Cooperazione culturale e sviluppo, un’accoppiata vincente ma non sempre riconosciuta

Una recente notizia ha aperto una nuova finestra su una vicenda annosa, forse poco nota da quest’altra parte del Mediterraneo ma che in Nigeria suscita sempre una particolare sensibilità. Parliamo della questione dei Bronzi del Benin, dove per Benin intendiamo qui la capitale di Edo, uno degli Stati che compone la federazione nigeriana, da non confondere con l’omonima e vicina Repubblica del Benin. La notizia risale ad aprile scorso e, contrariamente a promesse finora mai mantenute, questa volta sembra delinearsi un percorso differente: l’Università di Aberdeen in Scozia restituirà alla Nigeria un bronzo del Benin presente nella propria collezione museale e acquisito nel 1957 attraverso un’asta. Neil Curtis, capo dei musei dell’università, ha affermato in una dichiarazione che, secondo quanto emerso da una revisione della collezione, il bronzo è entrato a far parte delle opere scozzesi “in un modo che ora consideriamo estremamente immorale, quindi abbiamo adottato un approccio proattivo per identificare la controparte appropriata con cui discutere cosa fare”.

La scultura raffigura un Oba del Benin – nella cultura tradizionale del popolo Edo, l’oba è contemporaneamente un re e un capo religioso – e fu trafugata dai soldati britannici durante il saccheggio del 1897 di Benin City, nell’attuale Nigeria.
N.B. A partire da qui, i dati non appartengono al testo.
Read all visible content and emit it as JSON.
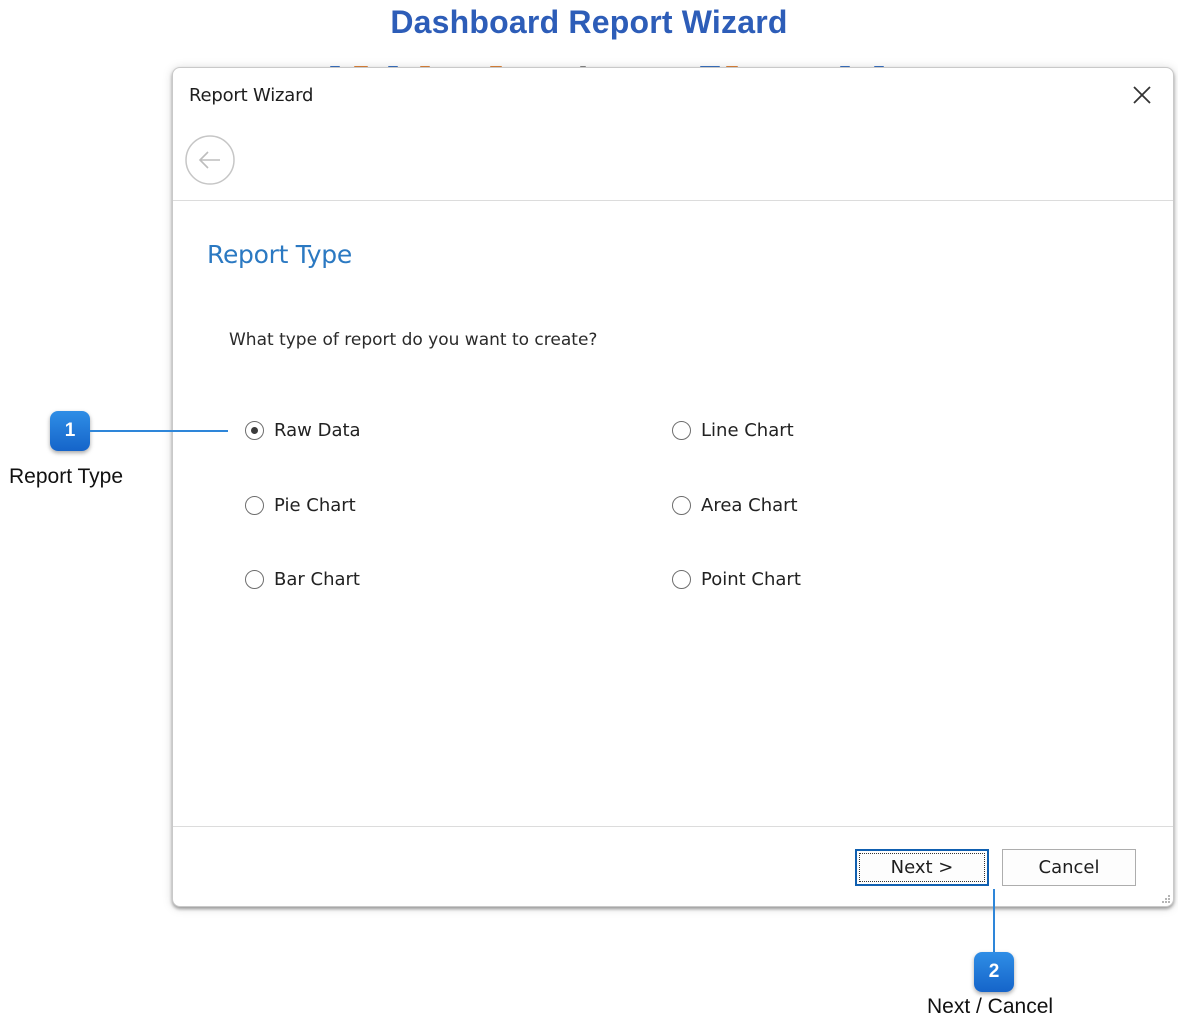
{
  "page": {
    "title": "Dashboard Report Wizard"
  },
  "dialog": {
    "title": "Report Wizard",
    "section_title": "Report Type",
    "question": "What type of report do you want to create?",
    "options": [
      {
        "label": "Raw Data",
        "selected": true
      },
      {
        "label": "Line Chart",
        "selected": false
      },
      {
        "label": "Pie Chart",
        "selected": false
      },
      {
        "label": "Area Chart",
        "selected": false
      },
      {
        "label": "Bar Chart",
        "selected": false
      },
      {
        "label": "Point Chart",
        "selected": false
      }
    ],
    "buttons": {
      "next": "Next >",
      "cancel": "Cancel"
    },
    "icons": {
      "close": "close-icon",
      "back": "back-arrow-icon"
    }
  },
  "callouts": [
    {
      "number": "1",
      "label": "Report Type"
    },
    {
      "number": "2",
      "label": "Next / Cancel"
    }
  ],
  "colors": {
    "page_title": "#2d5db8",
    "section_title": "#2b79c2",
    "callout_badge": "#1f78d8",
    "primary_button_border": "#0f5fb0"
  }
}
In quell’occasione le forze britanniche rubarono migliaia di tesori culturali tra cui sculture e intagli in metallo e avorio, che oggi vivono in musei e collezioni private di tutto il mondo. Il dibattito sulla restituzione ha preso slancio negli ultimi anni. Molti musei stanno indagando sulla provenienza degli oggetti del Benin presenti nelle loro collezioni e hanno dichiarato la disponibilità a collaborare con la Nigeria per la creazione dell’Edo Museum of West African Art a Benin City. Quello di Aberdeen dovrebbe essere il primo bronzo a ritornare a casa.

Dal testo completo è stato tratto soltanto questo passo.